Die Vorschläge der Kommission sind aus mehreren Gründen positiv zu bewerten.
* Die enorme Wirkungsverzögerung des Defizitverfahrens und seiner Sanktionen – ein Kernproblem des Stabilitätspakts – wurde verbessert. Die vorgesehene Peer-Review, das frühere Greifen der Sanktionen und die Ausweitung der Konditionalität auf andere Felder des EU-Haushalts könnten die Anreizstruktur des Stabilitätspakts weiter verbessern und Länder bei haushaltspolitischen Fehlentwicklungen früher zum Einlenken bewegen.

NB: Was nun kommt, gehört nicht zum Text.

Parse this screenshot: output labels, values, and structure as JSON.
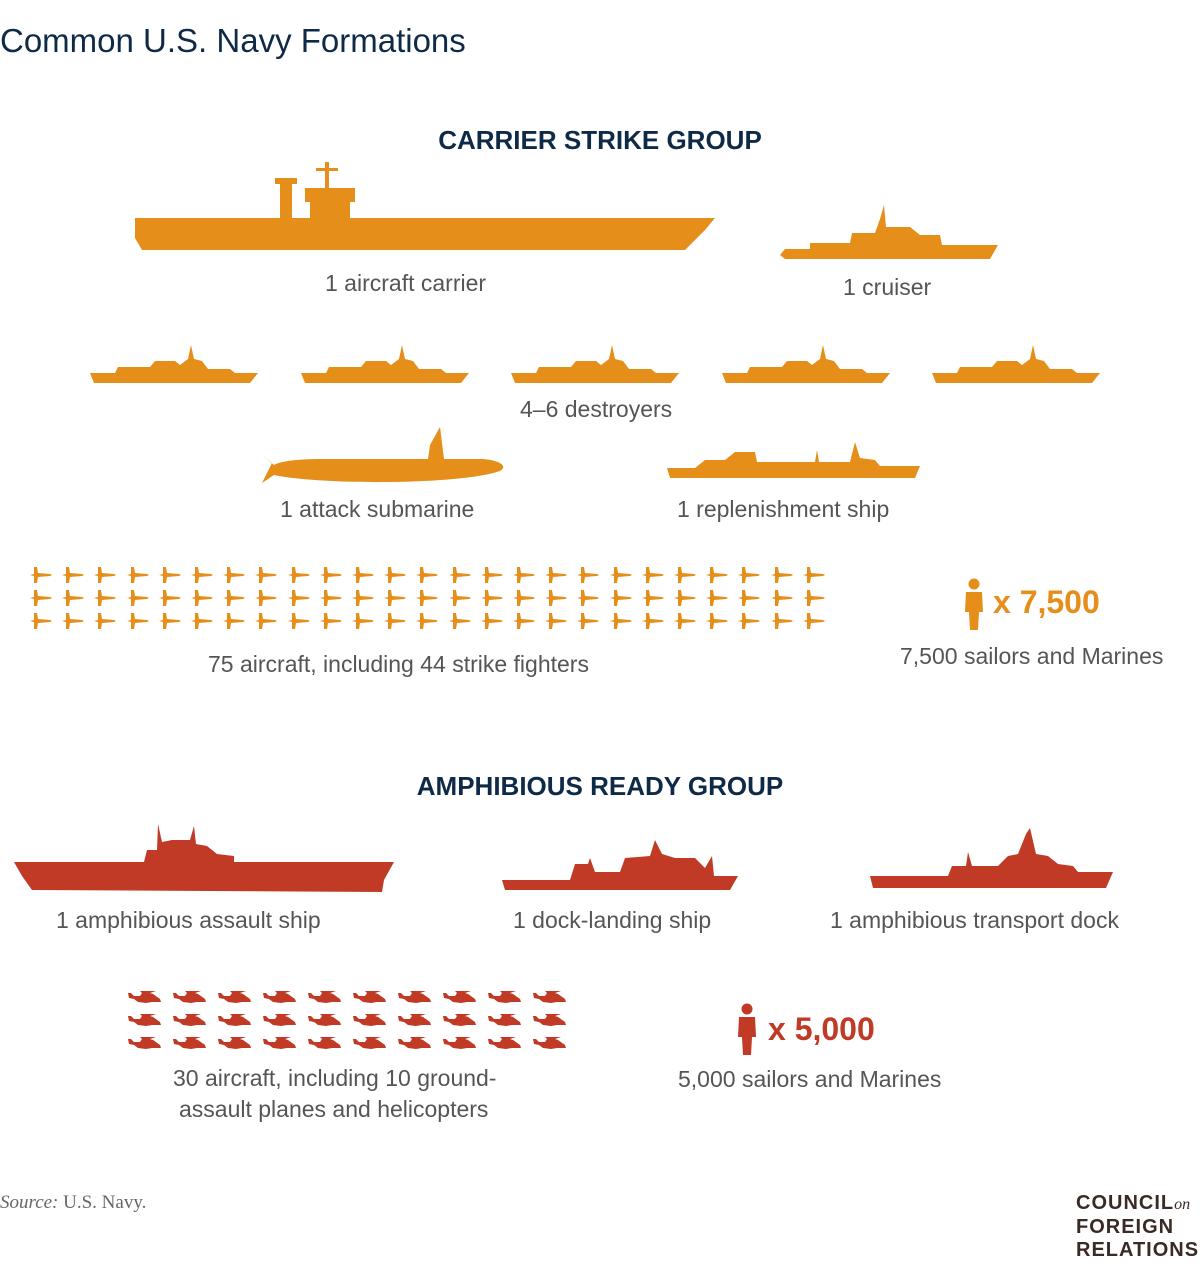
{
  "title": "Common U.S. Navy Formations",
  "colors": {
    "carrier_group": "#E58E1A",
    "amphibious_group": "#C03A25",
    "heading": "#0f2a47"
  },
  "carrier_strike_group": {
    "heading": "CARRIER STRIKE GROUP",
    "aircraft_carrier": "1 aircraft carrier",
    "cruiser": "1 cruiser",
    "destroyers": "4–6 destroyers",
    "destroyer_icon_count": 5,
    "submarine": "1 attack submarine",
    "replenishment": "1 replenishment ship",
    "aircraft_icon_rows": 3,
    "aircraft_icon_cols": 25,
    "aircraft": "75 aircraft, including 44 strike fighters",
    "personnel_multiplier": "x 7,500",
    "personnel": "7,500 sailors and Marines"
  },
  "amphibious_ready_group": {
    "heading": "AMPHIBIOUS READY GROUP",
    "assault_ship": "1 amphibious assault ship",
    "dock_landing": "1 dock-landing ship",
    "transport_dock": "1 amphibious transport dock",
    "aircraft_icon_rows": 3,
    "aircraft_icon_cols": 10,
    "aircraft_line1": "30 aircraft, including 10 ground-",
    "aircraft_line2": "assault planes and helicopters",
    "personnel_multiplier": "x 5,000",
    "personnel": "5,000 sailors and Marines"
  },
  "source_label": "Source:",
  "source": "U.S. Navy.",
  "logo": {
    "line1": "COUNCIL",
    "on": "on",
    "line2": "FOREIGN",
    "line3": "RELATIONS"
  }
}
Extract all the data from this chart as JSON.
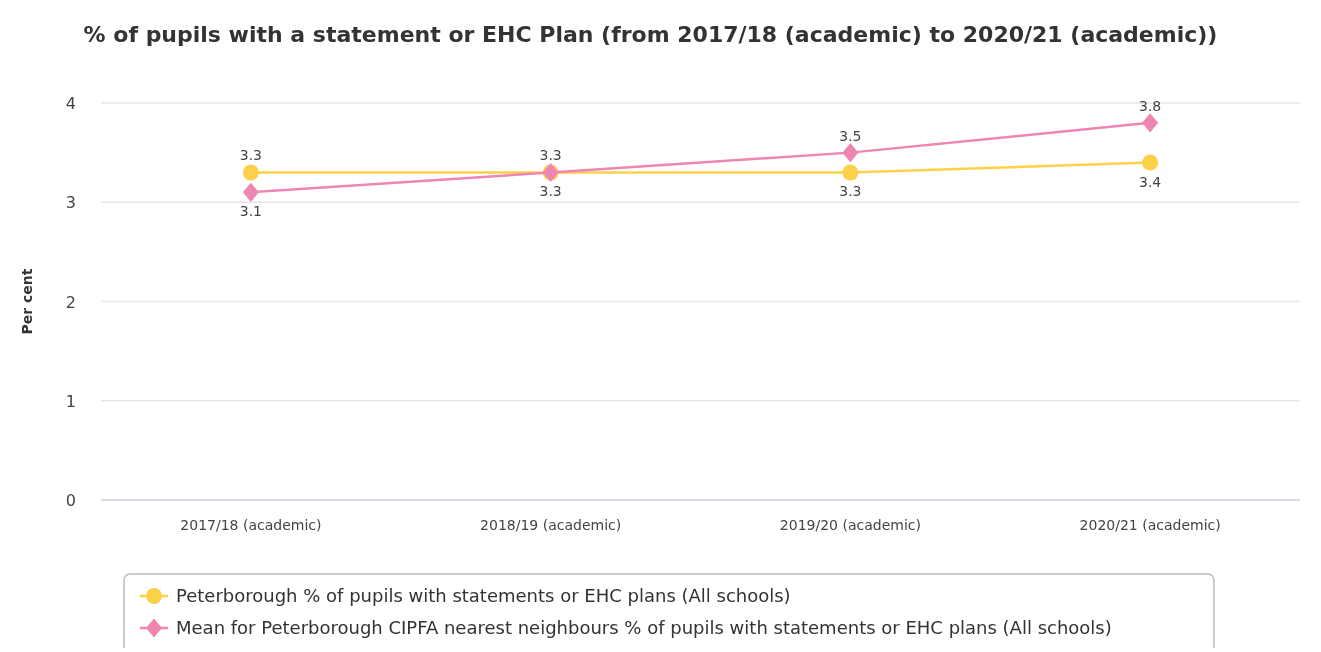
{
  "chart_data": {
    "type": "line",
    "title": "% of pupils with a statement or EHC Plan (from 2017/18 (academic) to 2020/21 (academic))",
    "ylabel": "Per cent",
    "categories": [
      "2017/18 (academic)",
      "2018/19 (academic)",
      "2019/20 (academic)",
      "2020/21 (academic)"
    ],
    "series": [
      {
        "name": "Peterborough % of pupils with statements or EHC plans (All schools)",
        "color": "#fcd149",
        "marker": "circle",
        "values": [
          3.3,
          3.3,
          3.3,
          3.4
        ]
      },
      {
        "name": "Mean for Peterborough CIPFA nearest neighbours % of pupils with statements or EHC plans (All schools)",
        "color": "#ef86b1",
        "marker": "diamond",
        "values": [
          3.1,
          3.3,
          3.5,
          3.8
        ]
      }
    ],
    "ylim": [
      0,
      4
    ],
    "yticks": [
      0,
      1,
      2,
      3,
      4
    ],
    "grid": "y",
    "legend": "bottom",
    "data_labels": true
  }
}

* Ein gutes Zeichen ist, dass die Wirtschaftsstruktur der Mitgliedstaaten weiterhin im Systemwettbewerb bleibt. Makroökonomische Zielwerte werden zwar zum Vergleich der Staaten hinzugezogen – Koordinierung mit verbindlichen Zielen und Sanktionen, soll aber vorerst nur im Bereich der Fiskalpolitik stattfinden. Die verstärkten, sanktionsbewehrten Vorgaben für die Haushaltspolitik bei erhöhter Informationstransparenz in Form eines Punktesystems für makroökonomische Variablen deuten darauf hin, dass sich wirtschaftspolitische Koordinierung in der Eurozone auch weiterhin an haushaltspolitischen Zielwerten ausrichten wird.
* Im Systemwettbewerb verbleibt die Beweislast bei den Mitgliedstaaten. Ihr haushalts- und strukturpolitischer Beitrag wird entscheidend sein, den Märkten Vertrauen zu signalisieren. Die erhöhte Transparenz, die der Kommissionsvorschlag vorsieht, könnte den Druck auf die Mitgliedstaaten noch einmal deutlich erhöhen.
Was bringen die kommenden Monate? Die jüngsten Vorschläge aus Brüssel führen den Paradigmenwechsel europäischer Wirtschaftspolitik – mehr Sanktionspotenzial, mehr Konditionalität, mehr Überwachung – der letzten Wochen konsequent fort. Die Mechanismen, die in den letzten Wochen aufgestellt wurden, um eine kurzfristige Rettung von Mitgliedstaaten zu ermöglichen, werden in den kommenden Monaten ergänzt durch Reformen, die die langfristige Nachhaltigkeit der Wirtschaftsstrukturen und Haushaltspolitik gewährleisten soll. Die Vorschläge der Kommission sind dazu ein erster Schritt.
Geht es nach der Kommission, wird wirtschaftspolitische Koordinierung in der Eurozone künftig zügiger und transparenter vollzogen – transparenter nicht nur für die Politik, sondern auch für die Finanzmärkte. Das bedeutet freilich nicht, dass dies die Probleme einiger Mitgliedstaaten lösen würde. Viele Mitgliedstaaten stehen erst am Anfang ihrer Reformanstrengungen. Europäische Wirtschaftspolitik wird sich daher auch weiterhin an den Ergebnissen ihrer Koordinierung und nicht an gemeinsamen Zielen messen lassen müssen. Auch der beste Vorschlag der Kommission kann immer nur so stark sein wie der politische Wille der Mitgliedstaaten.